Chuck Prophet

Mid Sussex Music Hall, Hassocks.

Ticket type Cost (face value)? Quantity
GENERAL ADMISSION £27.50 (£25.00)
Black Deer Live and Brighthelmstone are delighted to bring one of Americana's finest
songwriters and guitar players to Mid Sussex.

For twelve long days, Chuck Prophet waited. A stage four lymphoma diagnosis had knocked
the wind out of him, dragged him off the road and into surgery, and now here he was, a
perpetual motion machine forced to sit still, confronting his mortality for the first time as he
wondered if he’d live long enough to see the end of the year, let alone get back on tour.
“I was going through a tunnel,” he recalls. “It was dark. But I had music: music to play, music
to listen to, music to get me out of my head. Music was my savior.”
That much is plain to hear on Wake The Dead, Prophet’s extraordinary—and unlikely—new
album. Recorded with ¿Qiensave?, a band of brothers from the Central Coast farming
community of Salinas, California, the collection dives headfirst into the world of Cumbia
music, which consumed and comforted Prophet during his illness and subsequent recovery.
The songs are intoxicatingly rhythmic, with arrangements that blur the lines between
tradition and innovation, between past and present, between cultures and countries. There
are flashes of rock and roll, punk, surf, and soul, all filtered through the streets of San
Francisco and wrapped up in the rich legacy of a genre that traces its roots back hundreds of
years and thousands of miles.
“Some say this music started in the jungles of Peru and Colombia,” Prophet explains. “Then it
really caught fire in the 1960s. In fact, there was such a demand for Cumbia in Mexico that
DJs would travel to Colombia just to bring records back. Now that’s trafficking I can get
behind!”
While Cumbia’s exact origins are debated, such details are in many ways irrelevant to Wake
The Dead. Prophet approaches the music not as an academic or an historian, but as a fan with
a voracious appetite and an insatiable curiosity. “When I was growing up listening to The
Clash and their flirtations with reggae, the thing I remember most is how the music hit me,
how it made me feel.
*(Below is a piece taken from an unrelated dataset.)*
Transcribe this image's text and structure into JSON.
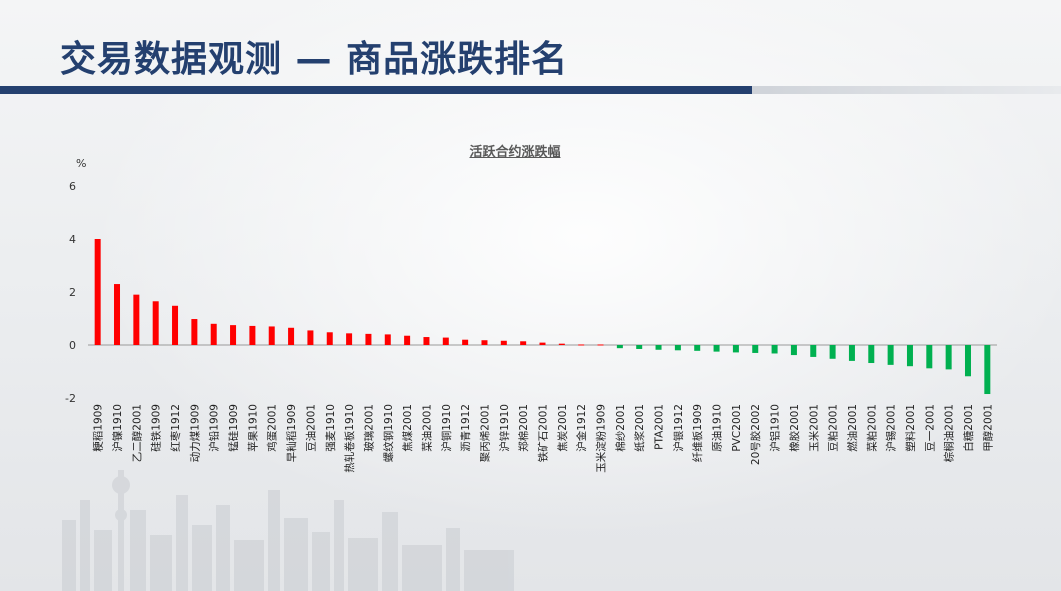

The more you listened, the more was revealed, but on the most
fundamental level, those records just felt good, and that was really important to me with this
album.”
Prophet’s illness arrived amidst a streak of more than a dozen critically acclaimed solo albums
stretching all the way back to 1990, when the California native first shifted focus from his
tenure with pioneering neo-psych band Green on Red to working under his own name. Since
then, Prophet’s songs have appeared in a slew of films and television shows, and his work has
been covered by Bruce Springsteen, Solomon Burke, Heart, and a host of others. Uncut
proclaimed him a “renaissance-rocker,” and NPR declared that “no one can turn tales from
the outer limits into catchy songs quite like Prophet does.” Decades of relentless touring
and bold artistic reinvention came to a screeching halt in 2022, though, when doctors found
a mass in Prophet’s intestine.
 “I had a lot of time to just sit and listen while I was sick,” he explains. “When I finally got to
feeling better, I started jamming with this Cumbia band called ¿Qiensave? that I’d fallen in
love with.” The immediate reaction from audiences made it clear they were on to something
special.
Like so many of life’s little joys, it’s something Prophet—who’s in full remission—appreciates
now more than ever. “It’s a good day to walk on water / Good day to swallow your pride,” he
sings in the album’s final moments. “Good day to call your mother / Oh, it’s a good day to be

alive.” Chuck will be touring the UK with members of his own band and ¿Qiensave?, playing
his classics along with tracks from the new album.      

Mid Sussex Music Hall is only 9 minutes on the train from Brighton and 51 minutes from London. 
The venue is in Hassocks train station car park and also has amble free parking.